If you’re a highly rational and competent person, this is useful because by the time you actually hit 65, you’ll probably have a pretty good idea whether you really need the money or not.
Then you can leave it in there for a) a longer period of time, where it’ll generate interest and you can have a slightly bigger payout later, or b) a bigger bequeath for your children and grandchildren.
These are good things, people.
Additionally, it makes sense to some degree. Our longevity has jumped from an average age of 65 to 85 in the last 30 odd years. It’s not at all unlikely that by the time most of the people here actually hit 65, your expected average longevity could at least be 90-something.
Not to mention your risk of critical illness.
And of course, it’s important to recognize that CPF interest and payouts are currently risk free and level.
So that’s the good news.
The bad news is that you’re much, much more likely to fall for the sneaky wine businessman scenario. And I don’t know how long you expect to be as rational and competent in your old age.
When I was a Young Warthog
Sneaky businessman what…?
See, back when I was a young lad, when Money Maverick was still a fledging nooblet - getting rejected by prospects so often every day that he’d have a no issue asking out girls now (if he didn’t already have a steady girlfriend).
He was also extremely poor. Please help by dropping him a message below.
…I’m going to talk about CPF Life, I promise. Trust me. There’s a point to this.
Sidetracking aside, what happened was that a prospect, who CLEARLY knew more about finance than Money Maverick at the time - felt pity for him and tried to teach him one or two elements about business through a story that’s stayed with him ever since.
The Sneaky Wine Businessman
The story goes roughly like this:
ONCE upon a time, a sneaky businessman had a pretty successful wine vineyard/business.
Feeling the need to expand, he decided to open a cheese restaurant and use his wine to complement the dishes.
…In hindsight, he should probably have made it a steak restaurant instead. There’s only so many cheesy noodles, fries and pizza you can eat before it becomes sickening (gets bombarded by cheese fans).
Point being, his cheese restaurant was not doing well.
He tried all sorts of stunts and promotions, but it just wasn’t taking because his business was pretty niche-y. Not everyone loves a restaurant that specifically specializes in cheese.

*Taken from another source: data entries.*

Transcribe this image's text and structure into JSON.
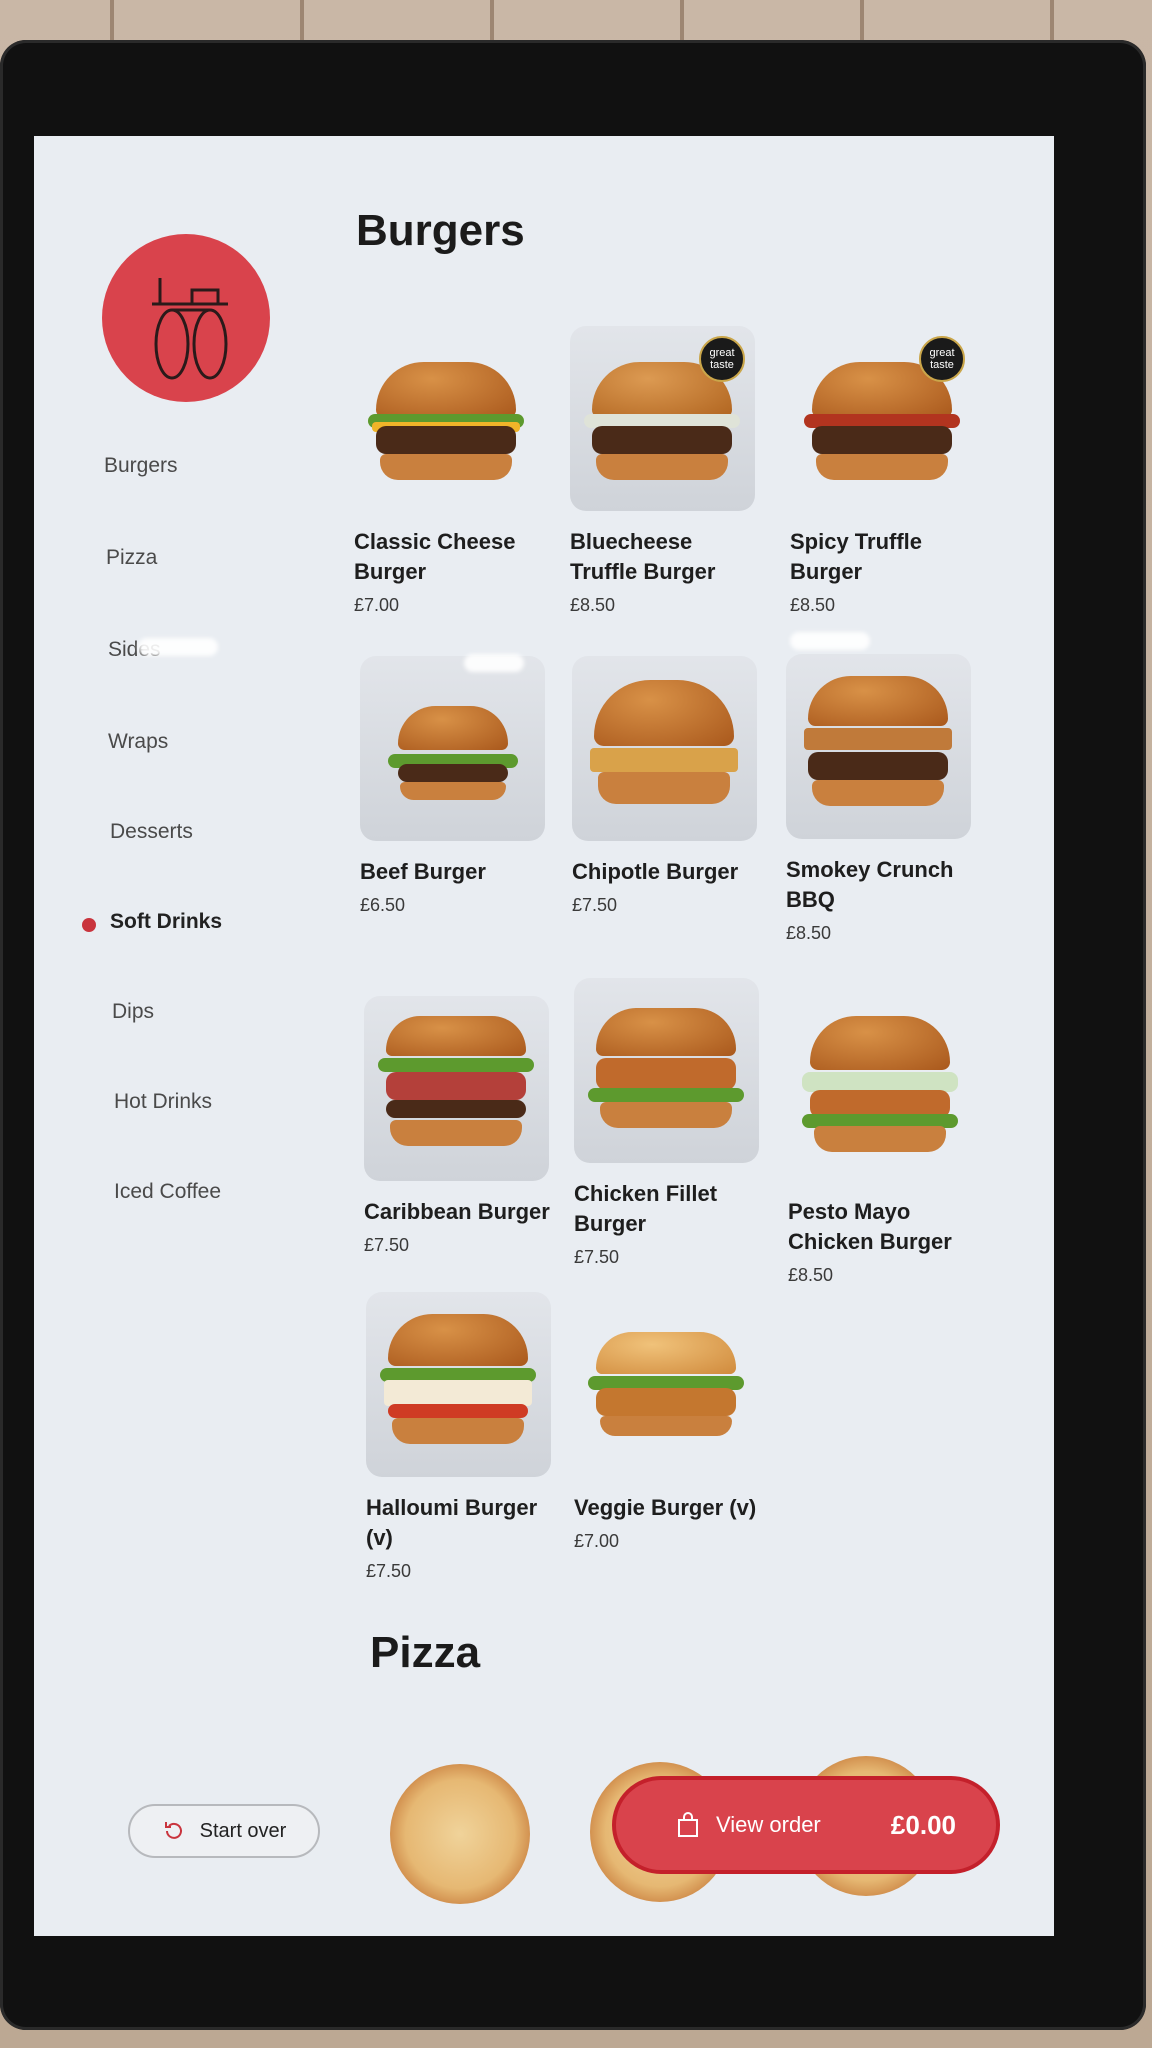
{
  "sidebar": {
    "items": [
      {
        "label": "Burgers"
      },
      {
        "label": "Pizza"
      },
      {
        "label": "Sides"
      },
      {
        "label": "Wraps"
      },
      {
        "label": "Desserts"
      },
      {
        "label": "Soft Drinks"
      },
      {
        "label": "Dips"
      },
      {
        "label": "Hot Drinks"
      },
      {
        "label": "Iced Coffee"
      }
    ],
    "active": "Soft Drinks"
  },
  "sections": {
    "burgers_title": "Burgers",
    "pizza_title": "Pizza"
  },
  "burgers": [
    {
      "name": "Classic Cheese Burger",
      "price": "£7.00",
      "award": ""
    },
    {
      "name": "Bluecheese Truffle Burger",
      "price": "£8.50",
      "award": "great taste"
    },
    {
      "name": "Spicy Truffle Burger",
      "price": "£8.50",
      "award": "great taste"
    },
    {
      "name": "Beef Burger",
      "price": "£6.50",
      "award": ""
    },
    {
      "name": "Chipotle Burger",
      "price": "£7.50",
      "award": ""
    },
    {
      "name": "Smokey Crunch BBQ",
      "price": "£8.50",
      "award": ""
    },
    {
      "name": "Caribbean Burger",
      "price": "£7.50",
      "award": ""
    },
    {
      "name": "Chicken Fillet Burger",
      "price": "£7.50",
      "award": ""
    },
    {
      "name": "Pesto Mayo Chicken Burger",
      "price": "£8.50",
      "award": ""
    },
    {
      "name": "Halloumi Burger (v)",
      "price": "£7.50",
      "award": ""
    },
    {
      "name": "Veggie Burger (v)",
      "price": "£7.00",
      "award": ""
    }
  ],
  "footer": {
    "start_over": "Start over",
    "view_order": "View order",
    "total": "£0.00"
  },
  "colors": {
    "accent": "#d9434c",
    "screen_bg": "#e9edf2"
  },
  "icons": {
    "start_over": "restart-icon",
    "view_order": "shopping-bag-icon",
    "logo": "bicycle-logo"
  }
}
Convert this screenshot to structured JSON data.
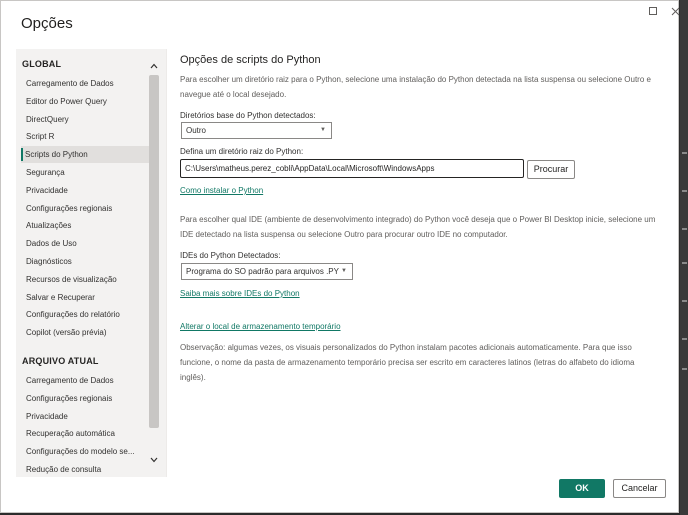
{
  "window": {
    "title": "Opções",
    "maximize_icon": "maximize-icon",
    "close_icon": "close-icon"
  },
  "sidebar": {
    "global_header": "GLOBAL",
    "global_items": [
      {
        "label": "Carregamento de Dados"
      },
      {
        "label": "Editor do Power Query"
      },
      {
        "label": "DirectQuery"
      },
      {
        "label": "Script R"
      },
      {
        "label": "Scripts do Python",
        "selected": true
      },
      {
        "label": "Segurança"
      },
      {
        "label": "Privacidade"
      },
      {
        "label": "Configurações regionais"
      },
      {
        "label": "Atualizações"
      },
      {
        "label": "Dados de Uso"
      },
      {
        "label": "Diagnósticos"
      },
      {
        "label": "Recursos de visualização"
      },
      {
        "label": "Salvar e Recuperar"
      },
      {
        "label": "Configurações do relatório"
      },
      {
        "label": "Copilot (versão prévia)"
      }
    ],
    "current_file_header": "ARQUIVO ATUAL",
    "current_file_items": [
      {
        "label": "Carregamento de Dados"
      },
      {
        "label": "Configurações regionais"
      },
      {
        "label": "Privacidade"
      },
      {
        "label": "Recuperação automática"
      },
      {
        "label": "Configurações do modelo se..."
      },
      {
        "label": "Redução de consulta"
      }
    ]
  },
  "main": {
    "title": "Opções de scripts do Python",
    "intro": "Para escolher um diretório raiz para o Python, selecione uma instalação do Python detectada na lista suspensa ou selecione Outro e navegue até o local desejado.",
    "detected_dirs_label": "Diretórios base do Python detectados:",
    "detected_dirs_value": "Outro",
    "root_dir_label": "Defina um diretório raiz do Python:",
    "root_dir_value": "C:\\Users\\matheus.perez_cobli\\AppData\\Local\\Microsoft\\WindowsApps",
    "browse_button": "Procurar",
    "install_link": "Como instalar o Python",
    "ide_intro": "Para escolher qual IDE (ambiente de desenvolvimento integrado) do Python você deseja que o Power BI Desktop inicie, selecione um IDE detectado na lista suspensa ou selecione Outro para procurar outro IDE no computador.",
    "ide_label": "IDEs do Python Detectados:",
    "ide_value": "Programa do SO padrão para arquivos .PY",
    "ide_link": "Saiba mais sobre IDEs do Python",
    "storage_link": "Alterar o local de armazenamento temporário",
    "note": "Observação: algumas vezes, os visuais personalizados do Python instalam pacotes adicionais automaticamente. Para que isso funcione, o nome da pasta de armazenamento temporário precisa ser escrito em caracteres latinos (letras do alfabeto do idioma inglês)."
  },
  "footer": {
    "ok": "OK",
    "cancel": "Cancelar"
  },
  "colors": {
    "accent": "#117865",
    "selected_bg": "#e1dfdd",
    "sidebar_bg": "#f3f2f1"
  }
}
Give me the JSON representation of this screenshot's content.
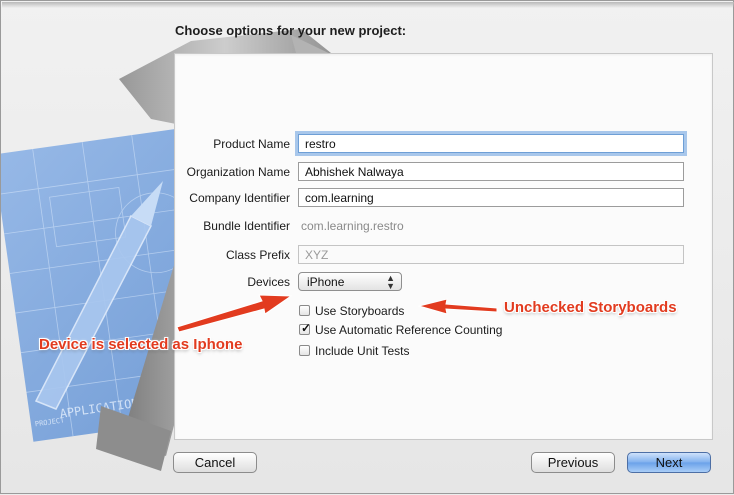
{
  "dialog": {
    "title": "Choose options for your new project:"
  },
  "form": {
    "product_name": {
      "label": "Product Name",
      "value": "restro"
    },
    "organization_name": {
      "label": "Organization Name",
      "value": "Abhishek Nalwaya"
    },
    "company_identifier": {
      "label": "Company Identifier",
      "value": "com.learning"
    },
    "bundle_identifier": {
      "label": "Bundle Identifier",
      "value": "com.learning.restro"
    },
    "class_prefix": {
      "label": "Class Prefix",
      "value": "XYZ"
    },
    "devices": {
      "label": "Devices",
      "selected": "iPhone"
    }
  },
  "options": [
    {
      "label": "Use Storyboards",
      "checked": false
    },
    {
      "label": "Use Automatic Reference Counting",
      "checked": true
    },
    {
      "label": "Include Unit Tests",
      "checked": false
    }
  ],
  "buttons": {
    "cancel": "Cancel",
    "previous": "Previous",
    "next": "Next"
  },
  "annotations": {
    "storyboards_note": "Unchecked  Storyboards",
    "device_note": "Device is selected as Iphone",
    "color": "#e23b1f"
  },
  "artwork": {
    "blueprint_text": "APPLICATION APP",
    "blueprint_subtext": "PROJECT"
  }
}
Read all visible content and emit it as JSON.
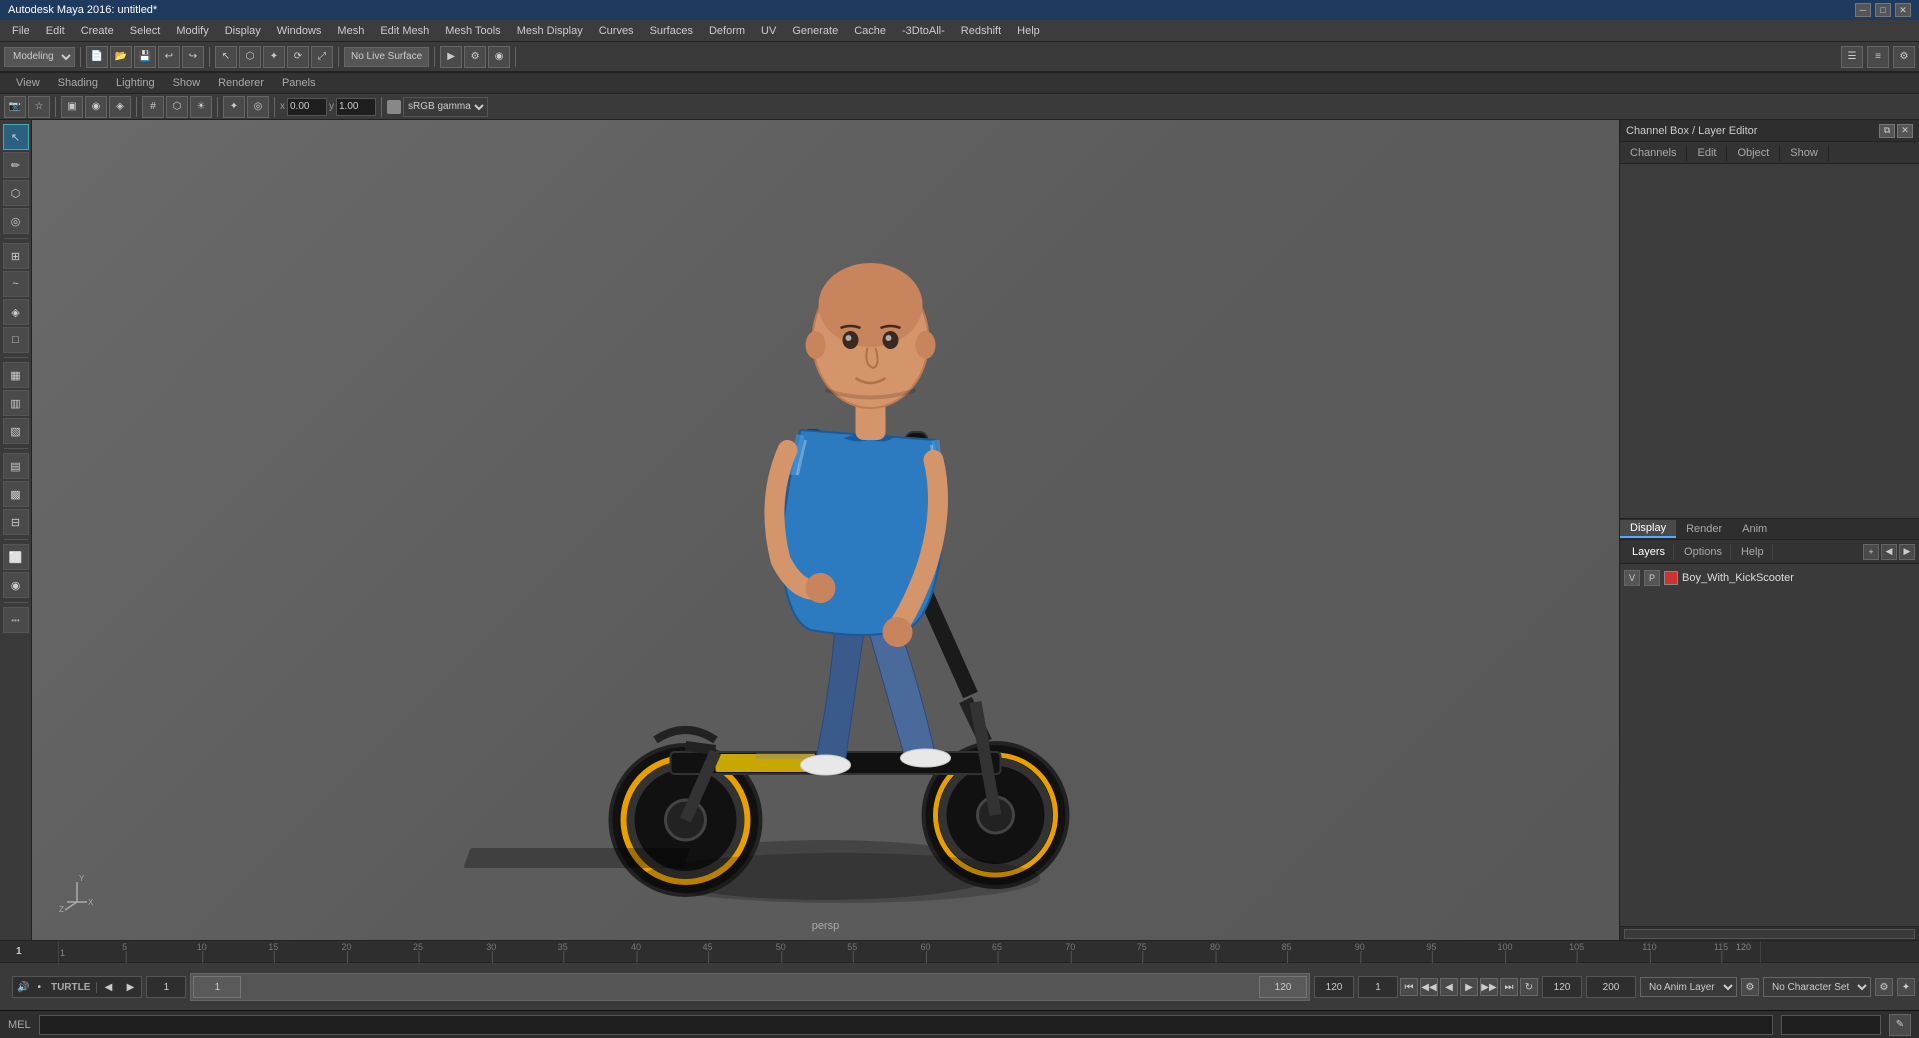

Desperate to improve his business, he talked to a business consultant.
The advice he got was simple: instead of trying to reach out to a broad audience of everyone, focus on building the niche he already had. If a customer was already there for his delicious cheese dishes, get them to spend more.
The sneaky businessman thought about what he could do to accomplish this, and he decided to rely on the ‘Leceh Principle’.
The ‘Leceh Principle’
'Leceh' means 'troublesome' in Malay. I think.
It was pretty simple – if a table ordered $30 worth of food, he’d tell them:
“Sir, if you order $60 worth of food – you’ll be entitled to collect a free bottle of wine worth $50!”
In summary, if the customer could spend $30 more, he’d get both a $50 bottle of wine and $30 more delicious food.
At the end of the dinner, the customer would get a receipt with a 6-month expiry date. Their bottle of wine was ready for them at the businessman’s vineyard, and all they had to do was take a 20-minute drive from the restaurant to collect it.
For a customer at Face Value, $30 for $80 worth of goods is a bit of a no brainer. Plus, food.
So it was a deal that sat very well with them. As a result, many customers went ahead with this deal, and everyone walked away quite pleased with themselves.
Naturally, the sneaky businessman’s sales went up tremendously.
But what about the wine?
Well, he took a stock take of the wine receipts that he had offered after 2 years, just to make sure that his business approach had been sound.
The result was this:
For every 200 bottles of wine offered out, an average of 3 were claimed within a week, more often immediately after the dinner. 2 more were claimed within the expiry date (6 months).
That’s 2.5% of the clientele. Every other bottle remained unclaimed and belonging soundly with the sneaky businessman, who essentially doubled all his intended sales for a small business cost of a few free bottles of wine.